If we return to our grocery store CEO and his psychopathic executive, the issue is not the scheme, but the person behind it. The sort of person who thinks it is normal to poison people is not going to think twice about poisoning his boss. Similarly, the sorts of people who think it is normal to fabricate studies, stories and so on in order to fool the general public is no different from the psychopathic executive. These are people who lack the ability to tell right from wrong.
It is tempting to think this is just the way the world is and we just see it more clearly now thanks to the mass media age. Some of that is true, but we also know that this sort of behavior was a primary concern in the past. Medieval governments passed rules to limit deception in the law and the marketplace. The ancients had draconian punishments for those who deceived the public. The ancient Persians treated deception more harshly than murder. People used to worry about this problem.

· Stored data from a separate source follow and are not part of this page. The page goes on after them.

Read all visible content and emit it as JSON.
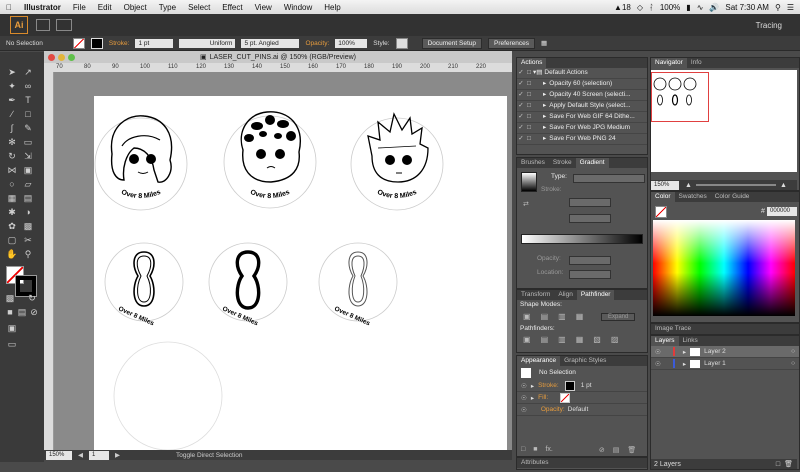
{
  "menubar": {
    "app": "Illustrator",
    "items": [
      "File",
      "Edit",
      "Object",
      "Type",
      "Select",
      "Effect",
      "View",
      "Window",
      "Help"
    ],
    "status": {
      "adobe_count": "18",
      "battery": "100%",
      "clock": "Sat 7:30 AM"
    }
  },
  "appbar": {
    "logo": "Ai",
    "workspace": "Tracing"
  },
  "control": {
    "selection": "No Selection",
    "stroke_label": "Stroke:",
    "stroke_value": "1 pt",
    "profile": "Uniform",
    "brush": "5 pt. Angled",
    "opacity_label": "Opacity:",
    "opacity_value": "100%",
    "style_label": "Style:",
    "doc_setup": "Document Setup",
    "preferences": "Preferences"
  },
  "document": {
    "title": "LASER_CUT_PINS.ai @ 150% (RGB/Preview)",
    "zoom": "150%",
    "page": "1",
    "status": "Toggle Direct Selection",
    "ruler_ticks": [
      "70",
      "80",
      "90",
      "100",
      "110",
      "120",
      "130",
      "140",
      "150",
      "160",
      "170",
      "180",
      "190",
      "200",
      "210",
      "220"
    ],
    "pin_caption": "Over 8 Miles"
  },
  "actions": {
    "tab": "Actions",
    "set": "Default Actions",
    "items": [
      "Opacity 60 (selection)",
      "Opacity 40 Screen (selecti...",
      "Apply Default Style (select...",
      "Save For Web GIF 64 Dithe...",
      "Save For Web JPG Medium",
      "Save For Web PNG 24"
    ]
  },
  "gradient": {
    "tabs": [
      "Brushes",
      "Stroke",
      "Gradient"
    ],
    "type_label": "Type:",
    "stroke_label": "Stroke:",
    "opacity_label": "Opacity:",
    "location_label": "Location:"
  },
  "pathfinder": {
    "tabs": [
      "Transform",
      "Align",
      "Pathfinder"
    ],
    "shape_modes": "Shape Modes:",
    "expand": "Expand",
    "pathfinders": "Pathfinders:"
  },
  "appearance": {
    "tabs": [
      "Appearance",
      "Graphic Styles"
    ],
    "title": "No Selection",
    "stroke_label": "Stroke:",
    "stroke_value": "1 pt",
    "fill_label": "Fill:",
    "opacity_label": "Opacity:",
    "opacity_value": "Default",
    "fx": "fx."
  },
  "attributes": {
    "tab": "Attributes"
  },
  "navigator": {
    "tabs": [
      "Navigator",
      "Info"
    ],
    "zoom": "150%"
  },
  "color": {
    "tabs": [
      "Color",
      "Swatches",
      "Color Guide"
    ],
    "hex": "000000"
  },
  "image_trace": {
    "tab": "Image Trace"
  },
  "layers": {
    "tabs": [
      "Layers",
      "Links"
    ],
    "items": [
      "Layer 2",
      "Layer 1"
    ],
    "count": "2 Layers",
    "colors": [
      "#e23b3b",
      "#3b5bd9"
    ]
  }
}
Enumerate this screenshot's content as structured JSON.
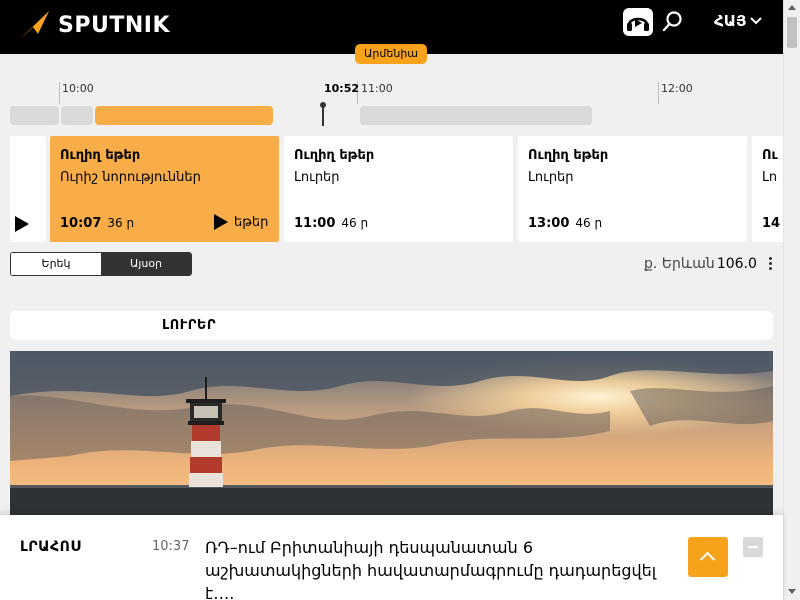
{
  "header": {
    "logo_text": "SPUTNIK",
    "lang_label": "ՀԱՅ",
    "icons": [
      "radio-icon",
      "search-icon",
      "chevron-down-icon"
    ],
    "brand_color": "#f7a21b"
  },
  "region_badge": "Արմենիա",
  "timeline": {
    "ticks": [
      "10:00",
      "11:00",
      "12:00"
    ],
    "now_label": "10:52"
  },
  "cards": [
    {
      "title": "Ուղիղ եթեր",
      "subtitle": "Ուրիշ նորություններ",
      "time": "10:07",
      "duration": "36 ր",
      "play_label": "եթեր",
      "active": true
    },
    {
      "title": "Ուղիղ եթեր",
      "subtitle": "Լուրեր",
      "time": "11:00",
      "duration": "46 ր",
      "active": false
    },
    {
      "title": "Ուղիղ եթեր",
      "subtitle": "Լուրեր",
      "time": "13:00",
      "duration": "46 ր",
      "active": false
    },
    {
      "title": "Ու",
      "subtitle": "Լո",
      "time": "14",
      "duration": "",
      "active": false
    }
  ],
  "day_toggle": {
    "yesterday": "Երեկ",
    "today": "Այսօր",
    "selected": "today"
  },
  "station": {
    "city": "ք. Երևան",
    "frequency": "106.0"
  },
  "news_tab": "ԼՈՒՐԵՐ",
  "live": {
    "label": "ԼՐԱՀՈՍ",
    "time": "10:37",
    "headline": "ՌԴ–ում Բրիտանիայի դեսպանատան 6 աշխատակիցների հավատարմագրումը դադարեցվել է…."
  }
}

In this age, we have turned this on its head. Deception is a valued skill. The media selects for sociopathy. Our political parties admire those with a natural skill to deceive and quickly raise them to national status. That grocery store CEO would not exist as described, because he would have hand-picked that executive and probably gave him the idea for the mass poisoning campaign. The lie is the coin of the realm and the liars are the new aristocracy.
America is often called a great experiment and that is true. This is the first society to exist with nothing holding it together but impersonal economic relations. We are reaching the point where there are no rules, just who can get over on whom. It is the anarcho-capitalist society in which no one can trust anyone or anything. Instead, a war of all against all, it is an endless series of confidence games. Everyone has an angle and is trying to get over on someone else.